Acaso tan necio, tonto y obtuso como cualquier persona real que aspira a vivir eternamente. Si hubiera estado vivo lo hubiera echado a patadas de mi escritorio que ya es suficientemente infinito. Por suerte, la luz de la mañana avanzando plenamente sobre la habitación lo disolvió de mi percepción y yo intenté regresar de inmediato a mis hábitos, eso sí, sin dejar un ligero temblor de que pudiese esperarme un destino semejante.
Existen mortales tan desdichados como ese fantasma, expresó Carlos, y tal vez tengan almas como creemos tenerla nosotros.

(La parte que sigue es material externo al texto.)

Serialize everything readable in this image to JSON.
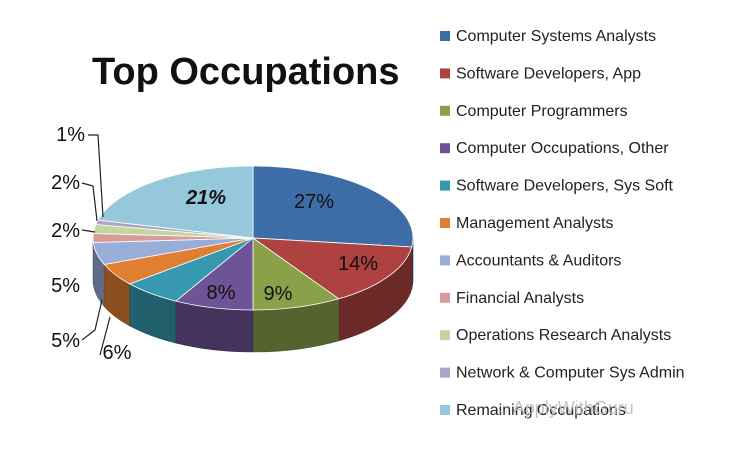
{
  "chart_data": {
    "type": "pie",
    "title": "Top Occupations",
    "legend_position": "right",
    "series": [
      {
        "name": "Computer Systems Analysts",
        "value": 27,
        "label": "27%",
        "color": "#3d6da6"
      },
      {
        "name": "Software Developers, App",
        "value": 14,
        "label": "14%",
        "color": "#ae4240"
      },
      {
        "name": "Computer Programmers",
        "value": 9,
        "label": "9%",
        "color": "#89a24a"
      },
      {
        "name": "Computer Occupations, Other",
        "value": 8,
        "label": "8%",
        "color": "#6e5496"
      },
      {
        "name": "Software Developers, Sys Soft",
        "value": 6,
        "label": "6%",
        "color": "#3699af"
      },
      {
        "name": "Management Analysts",
        "value": 5,
        "label": "5%",
        "color": "#e07f32"
      },
      {
        "name": "Accountants & Auditors",
        "value": 5,
        "label": "5%",
        "color": "#98aed9"
      },
      {
        "name": "Financial Analysts",
        "value": 2,
        "label": "2%",
        "color": "#d99b98"
      },
      {
        "name": "Operations Research Analysts",
        "value": 2,
        "label": "2%",
        "color": "#c1d79f"
      },
      {
        "name": "Network & Computer Sys Admin",
        "value": 1,
        "label": "1%",
        "color": "#b0a2c8"
      },
      {
        "name": "Remaining Occupations",
        "value": 21,
        "label": "21%",
        "color": "#95c8db"
      }
    ]
  },
  "watermark": "ApplyWithGuru"
}
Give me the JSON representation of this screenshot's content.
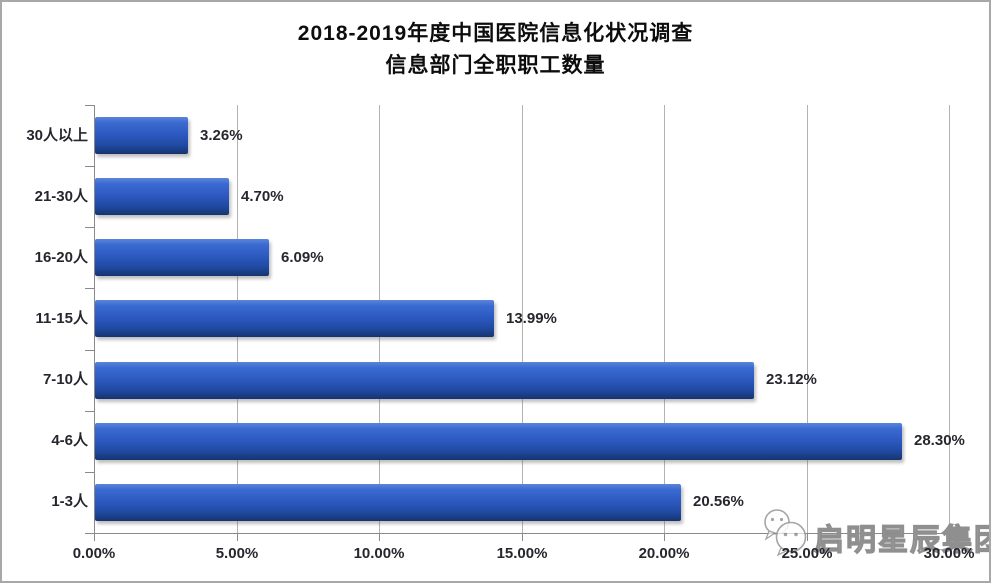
{
  "chart_data": {
    "type": "bar",
    "orientation": "horizontal",
    "title": "2018-2019年度中国医院信息化状况调查 信息部门全职职工数量",
    "title_line1": "2018-2019年度中国医院信息化状况调查",
    "title_line2": "信息部门全职职工数量",
    "categories": [
      "30人以上",
      "21-30人",
      "16-20人",
      "11-15人",
      "7-10人",
      "4-6人",
      "1-3人"
    ],
    "values": [
      3.26,
      4.7,
      6.09,
      13.99,
      23.12,
      28.3,
      20.56
    ],
    "value_labels": [
      "3.26%",
      "4.70%",
      "6.09%",
      "13.99%",
      "23.12%",
      "28.30%",
      "20.56%"
    ],
    "x_ticks": [
      "0.00%",
      "5.00%",
      "10.00%",
      "15.00%",
      "20.00%",
      "25.00%",
      "30.00%"
    ],
    "xlim": [
      0,
      30
    ],
    "grid": true,
    "legend": "none",
    "colors": {
      "bar_top": "#5b85db",
      "bar_mid": "#2c59c0",
      "bar_bottom": "#16336e",
      "gridline": "#b2b2b2",
      "axis": "#8a8a8a",
      "text": "#26262e",
      "border": "#a8a8a8"
    }
  },
  "watermark": {
    "icon": "wechat-icon",
    "text": "启明星辰集团"
  }
}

Bueno, agregó Enrico, ahora recuerdo que en su vagabundeo buscaba descubrirse a sí mismo y lo que descubría lo deprimía extremadamente, puesto que todo lo que intentó en su vida había sido un completo fracaso. Un rasgo de ese fracaso, una proyección tímida y menguante de ese fracaso también me ensombrecía y acaso por eso, logré la confidencia de semejante personaje. Ahora siento que lo he juzgado severamente, pero tal vez porque en un lugar muy recóndito de mí mismo, lo he sentido como muy parecido a mí, siempre desconcertado por los misterios que la hyle vertiginosa de lo vivido nos depara.
Los rayos del sol que atravesaban la ventana eran poderosos en mi escritorio. No necesité prender la luz para recorrer, sin una razón necesaria, los libros en los anaqueles de las bibliotecas, con la convicción ineludible de aquellos que no volvería a leer.
Un sesgo de angustia me invadió como si me estuviese despidiendo de insistentes amigos, en extremo confidentes y entrañables. Me pregunté qué sería de ellos cuando yo faltase, pero fiel a mi costumbre de hacerme el distraído, me empeñé en apartarme, de desrealizar mi ser y para eso, como siempre me ocurre, no había nada mejor que comenzar a escribir mi relato.